Al día siguiente comunicaban el cierre de comercios y locales de ocio, y no encontrarnos en los bares nos parecía una renuncia difícil sobre la que hacíamos bromas enviándonos memes. Los que pudieron optar por el teletrabajo envidiaban las salidas laborales de aquellos que conservaban una rutina más parecida a su vida anterior.

Las salidas al supermercado y los cortos paseos nos parecieron el deseado lugar de encuentro, y entonces, se hace efectivo el estado de alarma restringiendo los movimientos de 47 millones de personas.

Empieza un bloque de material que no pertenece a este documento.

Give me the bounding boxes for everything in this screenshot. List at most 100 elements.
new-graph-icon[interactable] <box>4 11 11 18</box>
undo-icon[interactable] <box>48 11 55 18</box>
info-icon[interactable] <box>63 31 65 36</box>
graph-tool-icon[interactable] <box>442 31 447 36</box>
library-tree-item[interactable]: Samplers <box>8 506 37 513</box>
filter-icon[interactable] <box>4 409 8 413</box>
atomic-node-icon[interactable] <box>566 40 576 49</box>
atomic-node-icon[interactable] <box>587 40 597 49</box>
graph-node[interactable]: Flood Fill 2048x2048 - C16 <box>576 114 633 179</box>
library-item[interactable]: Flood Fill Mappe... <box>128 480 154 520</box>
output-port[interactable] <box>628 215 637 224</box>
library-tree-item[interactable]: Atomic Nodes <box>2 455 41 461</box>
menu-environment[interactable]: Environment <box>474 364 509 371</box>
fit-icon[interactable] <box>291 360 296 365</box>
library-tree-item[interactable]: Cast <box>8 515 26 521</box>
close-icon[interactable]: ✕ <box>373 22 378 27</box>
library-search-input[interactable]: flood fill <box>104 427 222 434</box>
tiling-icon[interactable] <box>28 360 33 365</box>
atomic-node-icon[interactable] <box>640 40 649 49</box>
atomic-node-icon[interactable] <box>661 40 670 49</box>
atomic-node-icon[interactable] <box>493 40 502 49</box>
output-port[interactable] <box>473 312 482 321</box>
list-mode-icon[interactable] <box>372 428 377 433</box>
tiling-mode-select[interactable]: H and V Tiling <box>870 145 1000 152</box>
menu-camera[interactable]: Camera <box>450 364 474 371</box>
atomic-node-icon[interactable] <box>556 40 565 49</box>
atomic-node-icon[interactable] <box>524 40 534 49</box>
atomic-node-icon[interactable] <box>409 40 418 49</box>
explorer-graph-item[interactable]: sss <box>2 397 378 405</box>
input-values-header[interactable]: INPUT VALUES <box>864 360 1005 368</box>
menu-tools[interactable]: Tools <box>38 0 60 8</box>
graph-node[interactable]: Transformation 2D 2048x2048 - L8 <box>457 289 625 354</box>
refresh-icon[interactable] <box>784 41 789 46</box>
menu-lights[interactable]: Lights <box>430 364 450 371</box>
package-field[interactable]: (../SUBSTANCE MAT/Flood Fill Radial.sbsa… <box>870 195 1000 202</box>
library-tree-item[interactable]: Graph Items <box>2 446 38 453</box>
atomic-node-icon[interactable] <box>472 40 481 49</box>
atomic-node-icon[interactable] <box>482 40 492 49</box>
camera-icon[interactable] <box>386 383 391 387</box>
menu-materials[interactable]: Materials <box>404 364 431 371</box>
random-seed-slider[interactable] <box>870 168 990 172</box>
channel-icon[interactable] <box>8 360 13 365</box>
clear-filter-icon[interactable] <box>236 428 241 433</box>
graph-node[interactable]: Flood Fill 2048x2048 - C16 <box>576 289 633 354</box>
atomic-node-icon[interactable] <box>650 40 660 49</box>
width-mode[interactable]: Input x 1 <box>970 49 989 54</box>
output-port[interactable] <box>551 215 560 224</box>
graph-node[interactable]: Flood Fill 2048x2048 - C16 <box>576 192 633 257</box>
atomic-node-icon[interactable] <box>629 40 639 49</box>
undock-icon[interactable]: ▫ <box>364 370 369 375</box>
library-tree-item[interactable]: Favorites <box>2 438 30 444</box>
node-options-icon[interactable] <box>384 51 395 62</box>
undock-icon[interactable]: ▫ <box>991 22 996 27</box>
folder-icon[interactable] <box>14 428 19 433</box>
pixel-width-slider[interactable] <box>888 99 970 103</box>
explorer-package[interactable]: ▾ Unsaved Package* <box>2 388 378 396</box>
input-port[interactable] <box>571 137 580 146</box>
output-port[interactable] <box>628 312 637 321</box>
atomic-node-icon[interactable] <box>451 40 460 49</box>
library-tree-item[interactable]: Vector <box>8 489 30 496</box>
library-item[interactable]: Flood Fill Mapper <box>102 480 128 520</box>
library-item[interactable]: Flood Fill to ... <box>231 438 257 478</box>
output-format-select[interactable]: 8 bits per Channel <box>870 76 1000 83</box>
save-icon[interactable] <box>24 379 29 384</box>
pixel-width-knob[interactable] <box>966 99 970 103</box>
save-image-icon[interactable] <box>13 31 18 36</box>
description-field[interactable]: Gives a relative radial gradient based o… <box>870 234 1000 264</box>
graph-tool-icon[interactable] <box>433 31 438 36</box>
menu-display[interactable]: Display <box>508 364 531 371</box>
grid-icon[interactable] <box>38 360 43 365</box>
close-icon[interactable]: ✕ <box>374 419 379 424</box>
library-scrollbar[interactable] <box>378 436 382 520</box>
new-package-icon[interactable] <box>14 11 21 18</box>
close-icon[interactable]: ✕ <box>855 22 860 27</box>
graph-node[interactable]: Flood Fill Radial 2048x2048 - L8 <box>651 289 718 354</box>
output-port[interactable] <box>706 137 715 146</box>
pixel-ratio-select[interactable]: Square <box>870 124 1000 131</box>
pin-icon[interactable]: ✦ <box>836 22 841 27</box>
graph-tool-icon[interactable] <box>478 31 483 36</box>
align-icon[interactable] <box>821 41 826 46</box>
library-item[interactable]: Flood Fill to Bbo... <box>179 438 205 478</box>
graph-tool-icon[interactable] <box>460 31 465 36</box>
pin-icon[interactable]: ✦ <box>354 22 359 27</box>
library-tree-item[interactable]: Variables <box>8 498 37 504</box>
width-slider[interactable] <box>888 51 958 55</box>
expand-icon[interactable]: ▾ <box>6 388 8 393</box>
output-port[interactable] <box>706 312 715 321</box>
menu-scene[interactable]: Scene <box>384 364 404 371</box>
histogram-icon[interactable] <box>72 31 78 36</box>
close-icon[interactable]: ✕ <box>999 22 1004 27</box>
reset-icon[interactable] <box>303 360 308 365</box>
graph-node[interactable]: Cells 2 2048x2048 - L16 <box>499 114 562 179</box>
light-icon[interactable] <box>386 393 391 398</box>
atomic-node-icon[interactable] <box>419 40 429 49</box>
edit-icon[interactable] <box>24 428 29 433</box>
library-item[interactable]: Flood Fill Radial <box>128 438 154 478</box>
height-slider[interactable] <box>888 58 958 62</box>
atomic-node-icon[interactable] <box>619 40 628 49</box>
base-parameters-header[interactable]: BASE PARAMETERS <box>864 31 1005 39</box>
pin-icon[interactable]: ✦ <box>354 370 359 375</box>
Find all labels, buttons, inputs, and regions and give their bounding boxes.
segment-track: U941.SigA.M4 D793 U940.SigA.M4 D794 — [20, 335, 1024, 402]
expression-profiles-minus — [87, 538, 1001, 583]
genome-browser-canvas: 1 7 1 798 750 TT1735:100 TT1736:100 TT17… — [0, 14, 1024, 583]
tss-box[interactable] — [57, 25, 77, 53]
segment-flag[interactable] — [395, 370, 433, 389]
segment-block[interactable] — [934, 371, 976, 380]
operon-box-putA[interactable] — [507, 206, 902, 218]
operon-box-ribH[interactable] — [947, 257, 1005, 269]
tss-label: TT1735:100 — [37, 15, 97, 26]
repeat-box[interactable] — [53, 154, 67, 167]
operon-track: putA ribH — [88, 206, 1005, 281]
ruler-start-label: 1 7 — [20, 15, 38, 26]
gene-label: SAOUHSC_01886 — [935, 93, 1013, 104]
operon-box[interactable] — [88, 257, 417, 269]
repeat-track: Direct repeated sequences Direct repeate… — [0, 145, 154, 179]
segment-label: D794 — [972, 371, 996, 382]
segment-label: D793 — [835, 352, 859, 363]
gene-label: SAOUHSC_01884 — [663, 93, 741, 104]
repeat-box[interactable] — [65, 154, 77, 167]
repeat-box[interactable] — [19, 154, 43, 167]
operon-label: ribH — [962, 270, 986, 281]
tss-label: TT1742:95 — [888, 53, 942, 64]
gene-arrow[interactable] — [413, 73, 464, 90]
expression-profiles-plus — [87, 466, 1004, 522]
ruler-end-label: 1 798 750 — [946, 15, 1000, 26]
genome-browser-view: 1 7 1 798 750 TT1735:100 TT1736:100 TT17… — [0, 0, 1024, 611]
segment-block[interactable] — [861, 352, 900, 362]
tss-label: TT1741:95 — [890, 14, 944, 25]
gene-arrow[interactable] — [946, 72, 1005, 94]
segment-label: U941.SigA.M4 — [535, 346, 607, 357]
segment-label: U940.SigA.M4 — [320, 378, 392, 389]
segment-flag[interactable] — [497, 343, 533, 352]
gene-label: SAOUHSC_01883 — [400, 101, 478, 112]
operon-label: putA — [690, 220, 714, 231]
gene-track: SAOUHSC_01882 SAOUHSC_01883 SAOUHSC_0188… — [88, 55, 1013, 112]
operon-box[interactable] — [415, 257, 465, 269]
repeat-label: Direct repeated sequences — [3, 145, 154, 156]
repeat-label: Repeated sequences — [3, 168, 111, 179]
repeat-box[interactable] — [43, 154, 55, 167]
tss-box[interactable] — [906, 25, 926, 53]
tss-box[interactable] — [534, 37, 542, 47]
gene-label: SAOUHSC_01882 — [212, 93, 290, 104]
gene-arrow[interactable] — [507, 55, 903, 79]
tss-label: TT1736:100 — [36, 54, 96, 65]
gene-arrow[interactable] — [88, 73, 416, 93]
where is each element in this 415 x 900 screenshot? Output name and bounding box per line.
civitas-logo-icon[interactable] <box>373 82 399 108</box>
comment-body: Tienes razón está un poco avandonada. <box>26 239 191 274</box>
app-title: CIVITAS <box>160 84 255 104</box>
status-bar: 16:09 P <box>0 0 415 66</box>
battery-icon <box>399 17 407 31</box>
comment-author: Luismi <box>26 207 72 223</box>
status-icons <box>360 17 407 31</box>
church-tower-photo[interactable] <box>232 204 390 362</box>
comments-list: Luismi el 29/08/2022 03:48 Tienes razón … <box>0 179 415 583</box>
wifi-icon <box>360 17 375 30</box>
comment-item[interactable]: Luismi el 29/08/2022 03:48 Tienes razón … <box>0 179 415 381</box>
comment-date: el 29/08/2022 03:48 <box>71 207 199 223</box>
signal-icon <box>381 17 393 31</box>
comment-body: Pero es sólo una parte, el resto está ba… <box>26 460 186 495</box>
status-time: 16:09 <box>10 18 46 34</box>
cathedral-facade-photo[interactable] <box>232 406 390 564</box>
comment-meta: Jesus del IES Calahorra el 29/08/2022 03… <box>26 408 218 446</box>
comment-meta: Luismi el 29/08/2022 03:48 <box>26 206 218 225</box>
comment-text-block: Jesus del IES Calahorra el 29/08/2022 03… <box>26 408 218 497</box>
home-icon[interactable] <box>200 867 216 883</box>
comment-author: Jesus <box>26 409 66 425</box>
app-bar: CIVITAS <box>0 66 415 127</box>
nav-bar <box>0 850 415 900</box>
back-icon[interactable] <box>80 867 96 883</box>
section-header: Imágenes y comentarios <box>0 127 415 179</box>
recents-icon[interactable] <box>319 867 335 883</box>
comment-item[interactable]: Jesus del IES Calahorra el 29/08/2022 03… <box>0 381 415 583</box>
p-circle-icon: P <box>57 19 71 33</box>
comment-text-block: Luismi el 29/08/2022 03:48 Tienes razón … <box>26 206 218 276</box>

Desde ese momento, nuestro mayor anhelo era repartirnos las excepciones que permitían salir a la calle, y las gracias sobre los perros o las panaderías a dos kilómetros se replicaban.

A mediados de semana, los ERTE aumentaban exponencialmente, a un ritmo paralelo a la incidencia del virus. Los chistes empezaron a desaparecer, ya nada estaba haciendo ninguna gracia, vivíamos solo pegados a las noticias y a las videollamadas. Salir a la compra te devolvía con el cuerpo revuelto y el ánimo de duelo. No hizo falta que nos recomendaran que las rebajáramos al mínimo posible, solo la necesidad nos empujaba a volver al otro lugar de la resistencia, las tiendas de alimentación.

Nuestra preocupación se concentró en que nadie de nuestro entorno enfermara, y que, si sucedía fuera de manera leve. El doble confinamiento en nuestras casas no nos parecía ya tan terrible como la perspectiva del ingreso hospitalario. Y ahí nos quedamos, aislados con síntomas, sin diagnóstico fidedigno, conteniendo la ansiedad y siguiendo adelante. Este fin de semana lo peor nos parecía que tuviéramos que pasar por las ucis, que en algunos hospitales estaban al límite de sus posibilidades. El domingo llegó con la imagen arrasadora del hospital de campaña de Ifema en Madrid, y el ambiente cada vez se hacía más pesado, menos mal que por la noche llegaban los primeros datos sobre un crecimiento más lento de la epidemia y el número de altas era cada vez más significativo. Fue el mismo domingo del anuncio de la extensión del confinamiento por quince días más, y nadie salió a la calle, solo a los balcones para volver a aplaudir sin caceroladas, sin canciones infantiles. Así hemos transformado nuestra vida, en poco más de una semana, un país entero. Hemos sacado lo mejor de nosotros mismos, que nadie lo olvide.